Wilma Liana Alonge, donna e pittrice
Devo confessare di essere rimasta affascinata dalle opere di Wilma Liana Alonge, perché la sua pittura va a toccare le corde dell’intimo, sembra voler instaurare un dialogo personale invitando al ricordo e alla riflessione. Come donna mi sento poi gratificata per questa testimonianza femminile in un settore dell’arte come la pittura, così prepotentemente caratterizzato da presenze maschili. Non voglio certamente apparire una femminista fuori moda, ma soltanto sottolineare che nella pittura, ancor più che in altri campi, la donna è tenuta a una rigorosità formale e sostanziale che non a tutti viene richiesta.L’errore dell’uomo, sia tecnico che di impianto scenico, non è mai determinante; quello della donna è pretesto invece per una classificazione ad un livello inferiore. Non si è più considerati artisti ma dilettanti con la passione dell’arte, quando non peggio.
Partendo da questa considerazione si deve invece guardare con particolare ammirazione a quelle donne che sono riuscite a lasciarsi alle spalle la preoccupazione di venire giudicate nelle loro espressioni artistiche, che sempre più spesso sono allo stesso livello, se non superiore, dei loro colleghi.

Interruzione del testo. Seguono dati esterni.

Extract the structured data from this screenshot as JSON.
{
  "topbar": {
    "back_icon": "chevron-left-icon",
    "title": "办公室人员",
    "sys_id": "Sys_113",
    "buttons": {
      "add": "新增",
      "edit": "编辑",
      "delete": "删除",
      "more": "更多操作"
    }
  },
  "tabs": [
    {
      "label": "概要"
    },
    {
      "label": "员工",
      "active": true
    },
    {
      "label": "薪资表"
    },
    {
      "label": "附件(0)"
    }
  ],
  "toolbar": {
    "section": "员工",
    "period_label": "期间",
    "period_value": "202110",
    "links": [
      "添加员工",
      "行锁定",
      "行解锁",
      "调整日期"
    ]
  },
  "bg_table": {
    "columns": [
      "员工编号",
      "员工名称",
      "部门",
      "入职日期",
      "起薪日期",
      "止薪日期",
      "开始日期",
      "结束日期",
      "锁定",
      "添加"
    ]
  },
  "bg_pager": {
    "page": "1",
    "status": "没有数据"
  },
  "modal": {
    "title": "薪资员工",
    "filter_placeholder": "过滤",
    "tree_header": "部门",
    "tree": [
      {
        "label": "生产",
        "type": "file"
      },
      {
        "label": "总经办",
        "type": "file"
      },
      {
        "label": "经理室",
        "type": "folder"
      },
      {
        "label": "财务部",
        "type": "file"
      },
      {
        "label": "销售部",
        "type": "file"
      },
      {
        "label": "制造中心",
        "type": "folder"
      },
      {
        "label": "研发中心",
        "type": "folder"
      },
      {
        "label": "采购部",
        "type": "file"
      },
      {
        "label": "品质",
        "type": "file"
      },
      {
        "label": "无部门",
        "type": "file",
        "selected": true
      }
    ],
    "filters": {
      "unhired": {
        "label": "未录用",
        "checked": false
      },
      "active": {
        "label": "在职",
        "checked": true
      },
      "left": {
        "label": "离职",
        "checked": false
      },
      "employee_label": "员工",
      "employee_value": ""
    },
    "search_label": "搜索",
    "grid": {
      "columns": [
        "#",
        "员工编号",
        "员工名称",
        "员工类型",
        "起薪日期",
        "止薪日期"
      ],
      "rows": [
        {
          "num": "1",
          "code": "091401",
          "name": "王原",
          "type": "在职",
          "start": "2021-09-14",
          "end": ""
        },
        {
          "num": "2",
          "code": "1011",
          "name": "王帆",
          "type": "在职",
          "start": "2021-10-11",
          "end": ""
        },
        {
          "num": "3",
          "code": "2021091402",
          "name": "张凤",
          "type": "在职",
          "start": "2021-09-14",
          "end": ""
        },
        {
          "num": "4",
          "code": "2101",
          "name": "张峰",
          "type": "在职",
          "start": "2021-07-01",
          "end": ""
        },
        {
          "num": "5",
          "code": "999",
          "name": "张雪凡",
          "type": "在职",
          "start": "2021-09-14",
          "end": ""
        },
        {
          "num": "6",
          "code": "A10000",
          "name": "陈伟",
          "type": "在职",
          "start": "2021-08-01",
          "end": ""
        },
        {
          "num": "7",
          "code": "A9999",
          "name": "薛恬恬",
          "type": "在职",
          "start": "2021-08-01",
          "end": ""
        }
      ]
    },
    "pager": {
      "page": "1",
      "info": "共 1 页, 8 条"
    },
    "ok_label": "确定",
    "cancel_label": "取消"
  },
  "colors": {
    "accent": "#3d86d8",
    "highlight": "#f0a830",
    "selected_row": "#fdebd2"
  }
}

E’ questo il caso di Wilma Liana Alonge che ci ha lasciato lavori pregevoli per struttura del disegno, incisività dei tratti e gradualità dei toni. Si può notare un preponderante interesse per la figura umana, una prolungata insistenza per i volti, attraverso i quali - a volte – si viene a creare una vera e proprio storia. I suoi colori non sono violenti ma misurati con attenzione e tendono a creare atmosfere incantate, sospese tra sogno e realtà. Sono raramente il colore viene usato per creare contrasti preferendo stemperarlo in dissolvenze per non causare squilibri nell’impianto generale. Il tratto è sicuro, senza ripensamenti, e laddove acquista di incisività viene attenuato dall’uso accorto del colore, determinante per mantenere l’atmosfera sostanziale della composizione. Oltre questi aspetti, che a ben guardare sono la base per ogni pittore che non sia alla ricerca del paradossale e del sensazionale, sono rimasta colpita dalla capacità di Alonge nel trasmettere sensazioni profonde attraverso le proprie figurazioni.
Non è mia intenzione lasciarmi prendere dalla tentazione di una analisi introspettiva, che richiederebbe uno studio molto più completo dell’intera opera pittorica della nostra artista accompagnato da una maggiore conoscenza del suo pensiero e del suo mondo interiore, ma credo sia possibile azzardare alcune considerazioni. Innanzitutto alcuni tratti di tristezza ravvisabili nei volti mi sembrano indicare, più che una condizione personale, una sorte di attonito stupore per quello che ci circonda. E’ la realtà esterna che si presenta come nemica con i sussulti della cattiveria quotidana, con lo stillicidio della malvagità che ci assale giorno per giorno inaridendo la ragione della speranza, con il retaggio di un secolo tremendo che ci preme alle spalle con una storia di sangue ed orrori che sale fino ai nostri giorni e continua imperterrita con motivazioni di natura politica, etnica, religiosa, sociale, senza darci tregua, comprimendo il cammino di una umanità che sembra sempre avviata a raggiungere vette impensabili e ricade invece in abissi di abiezione. E allora la donna ritrova il suo punto di appoggio nell’abbraccio con l’uomo in una ricerca di solidarietà che sembra ricomporre l’unità umana. E’ facile ricordare il passo della Genesi in cui si ammonisce “non è bene che l’uomo sia solo”, ed è infatti con questa rappresentazione dell’abbraccio che la pittrice sembra indicarci la strada della salvezza, in una ritrovata solidarietà umana, in una raggiunta fraternità che permette di fare fronte comune contro ogni avversità.
Un’ultima considerazione mi sia infine consentita per il senso estetico delle figure.
Alonge vuole rappresentare la figura femminile in maniera positiva, ma non indulge in un manierismo fine a se stesso. La bellezza dei volti è bellezza vissuta, sofferta, che sottintende lotte e conquiste, vittorie e sconfitte, ma soprattutto l’indomabile volontà di riaffermare il valore della vita anche oltre la morte. Non si può che essere grati ad una donna che è riuscita a lasciarci una così importante testimonianza pittorica unità ad un messaggio così profondo.